Want to understand Shakespeare and other classic literature better? Listen to a little hip-hop.
That unusual idea sprang from an unusual man-Sage Salvo, a poet and artist who hosted a popular open mic in Washington, D.C., for songwriters and other word lovers. Salvo, or Gilbert Newman Perkins as he was known away from the mic, earned an MBA from the University of Toronto and a MPA from Harvard Kennedy School.
"By using my stage name, I'm able to constantly remind myself that I'm still both artist and entrepreneur and also signal outward that I'm both," he says. "It gives me a cool little back story when I introduce myself as well."
During his time as university professor, he was astonished at the poor level of writing in his students' essays. So, he went to the root of the problem: the nearby low-performing school district. He found high school students sitting glassy-eyed as their teachers explained similes, metaphors, and other literary concepts.
As a poet/Ph.D. who shreds boundaries in his own life, Salvo felt the answer was to tear down the walls between cultural styles. "Street artists experiment within the confines of metaphor just like Shakespeare did," he said.
Words LIIVE, Salvo's innovative program, bridges the divide with a software platform that integrates song lyrics into classroom assignments. Teachers select a text from the classroom literature as well as a literary concept they want to teach. A patented algorithm provides a list of music that matches the learning objectives for the text. The teachers can download a slide presentation, along with activities, guiding questions, and quizzes.
Imagine a teacher who wants to focus on Beowulf, an epic narrative poem from the 10th century that has a hero, voyage, and a battle. The algorithm might pull up "Good Kid, M.A.A.D City," an album from rapper Kendrick Lamar that follows a similar structure. When students see the text from the 1,000-year-old Beowulf, side-by-side with familiar lyrics from Lamar's present-day songs, light bulbs go off.
Salvo has seen the powerful impact of adding a sound track to the classroom assignments. One student, who had a speech impediment, sat silently in class when the teacher conducted lessons with traditional texts. However, the student raised his hand and sprinted to the front of the chalkboard to annotate the song lyrics of rapper Tupac Shakur because the approach resonated with him so strongly.
"I am a great believer in kinesthetic learning," Salvo said. "When the kids are moving and bobbing their heads, they are more attentive." He calls this process "revealing unexamined genius," a testament to the unexplored potential so many students have.
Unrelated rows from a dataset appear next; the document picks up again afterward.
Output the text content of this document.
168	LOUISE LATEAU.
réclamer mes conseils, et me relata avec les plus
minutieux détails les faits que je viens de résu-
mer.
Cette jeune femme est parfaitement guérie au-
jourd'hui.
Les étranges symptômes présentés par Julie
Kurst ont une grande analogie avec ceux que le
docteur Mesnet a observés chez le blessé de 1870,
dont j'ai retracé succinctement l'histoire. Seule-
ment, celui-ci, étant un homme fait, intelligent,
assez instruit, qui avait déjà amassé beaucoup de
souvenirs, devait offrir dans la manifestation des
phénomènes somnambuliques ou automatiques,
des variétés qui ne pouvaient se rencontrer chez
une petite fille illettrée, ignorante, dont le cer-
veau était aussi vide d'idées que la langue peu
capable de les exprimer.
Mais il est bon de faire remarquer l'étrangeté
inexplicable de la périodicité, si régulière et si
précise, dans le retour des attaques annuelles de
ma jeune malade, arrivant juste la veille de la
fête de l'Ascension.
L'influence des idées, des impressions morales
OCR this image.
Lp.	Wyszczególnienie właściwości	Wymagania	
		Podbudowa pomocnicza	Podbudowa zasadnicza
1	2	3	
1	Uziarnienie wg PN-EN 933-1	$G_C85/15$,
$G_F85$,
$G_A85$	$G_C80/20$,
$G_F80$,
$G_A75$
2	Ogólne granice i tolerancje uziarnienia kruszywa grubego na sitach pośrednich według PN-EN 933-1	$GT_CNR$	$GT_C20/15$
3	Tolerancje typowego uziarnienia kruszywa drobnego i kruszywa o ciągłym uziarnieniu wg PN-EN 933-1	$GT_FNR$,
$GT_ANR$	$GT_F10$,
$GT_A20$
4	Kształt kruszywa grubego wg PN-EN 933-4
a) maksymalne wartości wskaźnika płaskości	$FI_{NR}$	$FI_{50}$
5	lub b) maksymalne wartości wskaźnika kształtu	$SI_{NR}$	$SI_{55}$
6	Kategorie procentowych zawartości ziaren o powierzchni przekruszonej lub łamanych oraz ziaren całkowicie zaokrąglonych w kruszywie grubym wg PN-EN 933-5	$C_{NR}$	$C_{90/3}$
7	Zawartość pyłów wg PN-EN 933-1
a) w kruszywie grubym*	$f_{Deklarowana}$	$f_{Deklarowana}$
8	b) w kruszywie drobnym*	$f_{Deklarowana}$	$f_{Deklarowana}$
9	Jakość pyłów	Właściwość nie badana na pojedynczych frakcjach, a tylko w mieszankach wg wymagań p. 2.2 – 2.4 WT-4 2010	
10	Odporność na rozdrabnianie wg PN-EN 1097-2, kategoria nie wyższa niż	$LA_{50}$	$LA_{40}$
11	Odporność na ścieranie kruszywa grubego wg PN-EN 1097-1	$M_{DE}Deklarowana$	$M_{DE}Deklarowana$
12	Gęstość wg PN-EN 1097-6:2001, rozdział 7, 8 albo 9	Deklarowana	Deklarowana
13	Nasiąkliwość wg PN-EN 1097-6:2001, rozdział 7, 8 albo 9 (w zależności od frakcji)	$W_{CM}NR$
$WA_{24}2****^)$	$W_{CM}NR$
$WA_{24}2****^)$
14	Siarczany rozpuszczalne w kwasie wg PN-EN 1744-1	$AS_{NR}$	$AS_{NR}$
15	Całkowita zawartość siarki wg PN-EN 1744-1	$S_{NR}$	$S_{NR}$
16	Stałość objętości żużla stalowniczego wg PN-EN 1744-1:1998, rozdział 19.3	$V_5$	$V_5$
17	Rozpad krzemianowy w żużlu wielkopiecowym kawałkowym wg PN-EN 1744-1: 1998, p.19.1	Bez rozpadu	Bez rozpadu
Today, only about a third of U.S. students are able to read at their grade level. Salvo's lofty mission is to bring three-quarters of U.S. students to grade level literature by 2040. While teachers immediately warmed to the idea of Words LIIVE, Salvo's biggest challenge was getting administrators to think beyond traditional approaches to pedagogy. He said that Bob Dylan winning the Nobel Prize in Literature helped open up the idea that song lyrics can be a powerful teaching tool.
"The platform is meant to augment and open up the cannon, not replace it," he said. "This is the opportunity to push the envelope, tear down the wall, and treat all authors on the same spectrum."
As he looks to make an even bigger impact, Salvo continues to approach things with an equal mix of the right and left-brain thinking. Words LIIVE was selected for AT&T Aspire Accelerator, a four-to-six month program designed to support promising education technology (edtech) startups. "Having access to the executives of such a dominant telecomm like AT&T has really stretched our thinking about our scale strategy and finding new ways to reach the people we are in service to," he said. "With our forthcoming commercial roll-out in January, I know our 2019 impact will be largely assisted by the business resources and connections we've made at and through AT&T."